Avaliacão de desempenho e avaliacão de docentes do Ensino Superior

O número 35 da Ensino Superior confere uma particular importância à questão da avaliação de desempenho dos docentes do Ensino Superior.

Nesse sentido, na sequência do Debate promovido pelo SNESup, a 27 de Janeiro, no Instituto Superior Técnico, sobre "A Avaliação de Desempenho nos Estatutos de Carreira", organizamos um dossier onde recuperamos algumas das questões que aí foram discutidas.
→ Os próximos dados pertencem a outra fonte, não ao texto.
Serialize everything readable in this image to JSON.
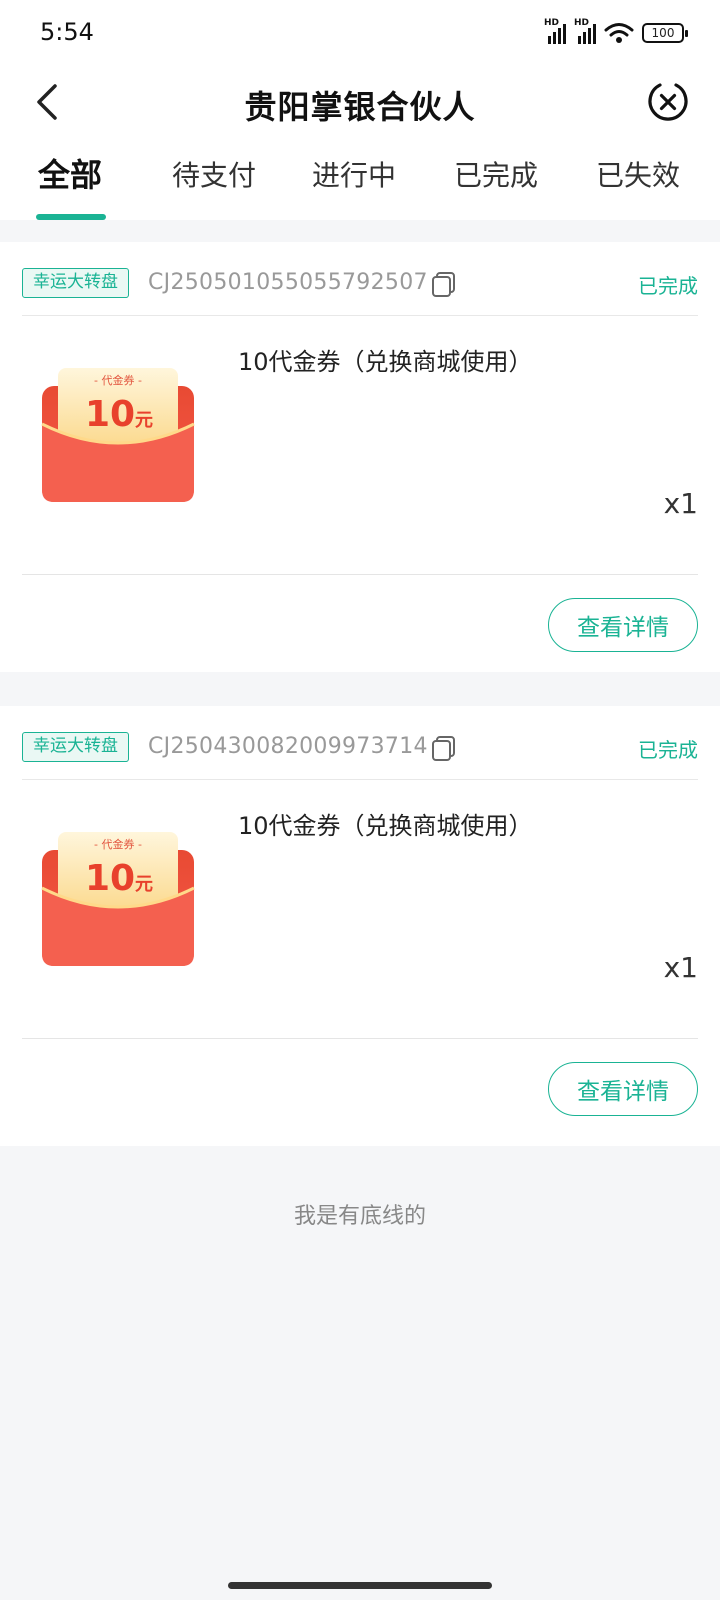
{
  "status_bar": {
    "time": "5:54",
    "signal_1": "HD",
    "signal_2": "HD",
    "battery": "100"
  },
  "header": {
    "title": "贵阳掌银合伙人",
    "back_icon": "back-arrow-icon",
    "close_icon": "close-circle-icon"
  },
  "tabs": [
    {
      "label": "全部",
      "active": true
    },
    {
      "label": "待支付",
      "active": false
    },
    {
      "label": "进行中",
      "active": false
    },
    {
      "label": "已完成",
      "active": false
    },
    {
      "label": "已失效",
      "active": false
    }
  ],
  "orders": [
    {
      "tag": "幸运大转盘",
      "order_no": "CJ250501055055792507",
      "status": "已完成",
      "product_name": "10代金券（兑换商城使用）",
      "voucher_label": "- 代金券 -",
      "voucher_amount": "10",
      "voucher_unit": "元",
      "qty": "x1",
      "detail_button": "查看详情"
    },
    {
      "tag": "幸运大转盘",
      "order_no": "CJ250430082009973714",
      "status": "已完成",
      "product_name": "10代金券（兑换商城使用）",
      "voucher_label": "- 代金券 -",
      "voucher_amount": "10",
      "voucher_unit": "元",
      "qty": "x1",
      "detail_button": "查看详情"
    }
  ],
  "footer": {
    "end_text": "我是有底线的"
  },
  "colors": {
    "accent": "#1ab394",
    "background": "#f5f6f8",
    "voucher_red": "#f04b3a",
    "voucher_gold": "#fde7b0"
  }
}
Teresa Alpuim, Paulo Ferreira da Cunha, António Vicente e Catarina Fernando debatem a pertinência das métricas, dos mecanismos de peer review, da avaliação objetiva, dos perfis profissionais, dos padrões de avaliação, os avaliadores e os critérios de avaliação.

Este é sem dúvida o dossier que atualmente ocupa a agenda das instituições de Ensino Superior e dos seus docentes, mergulhados em aulas, em avaliações e perdidos em formulários de acreditação, como o SNESup tem constatado nas várias reuniões que tem promovido a nível nacional. São sinais da profunda reforma do Ensino Superior, onde, como argumenta, Joaquim Sande Silva o sistema binário se encontra em processo de extinção.

Reforma que, noutro sentido, é também uma palavra hoje muito presente nas instituições de Ensino Superior. A reforma do sistema de pensões e reformas não deixa o Ensino Superior à margem de um processo que ataca forte nas universidades. E o envelhecimento das profissões docentes é uma evidência que acarreta preocupações crescentes, como damos conta na rubrica "Opinião".

Depois de termos olhado, no número anterior da Ensino Superior, para a crise da Universidade Pública da Califórnia, desta feita elencamos, em "Temas atuais", os traços gerais das convulsões que se manifestam no Ensino Superior inglês, onde uma espécie de contratos de confiança suscitam as mais profundas desconfianças relativamente a intenções orçamentais e a parâmetros de atuação compulsivos que determinam a avaliação institucional.

A proteção de dados pessoais, designadamente os dados recolhidos pelo GPEARI para a base de dados REBIDES, assume neste número da Revista uma evidência que o SNESup lhe tem procurado dar no plano político, intervindo junto do organismo do MCTES e, mais recentemente, no plano judicial, tendo em vista assegurar o respeito por direitos fundamentais dos docentes do Ensino Superior enquanto cidadãos.

Na organização interna do SNESup merece ser destacado o reforço da coordenação da direção do SNESup.

Tanto mais que ele é feito com um protagonismo crescente de mulheres, num universo, como é o do sindicalismo, tendencial e excessivamente masculino. Nesse particular registo, também merece destaque a chegada de duas novas sub-diretoras à Ensino Superior, mantendo a expetativa de, em breve, a direção do SNESup e/ou a direção da revista poderem ser assumidas por mulheres.

Registo nas linhas deste editorial o súbito falecimento do colega Nuno Rilo, companheiro de combates e defensor intransigente de melhores condições para as instituições e docentes do Ensino Superior.

Nota: Como se torna evidente, o primeiro número de 2010 da Ensino Superior adota o acordo ortográfi co. Contudo, sendo essa uma opção do seu diretor, por ele próprio ter seguido esse caminho em 2009, os artigos assinados respeitam o estilo de escrita adotado pelos respetivos autores.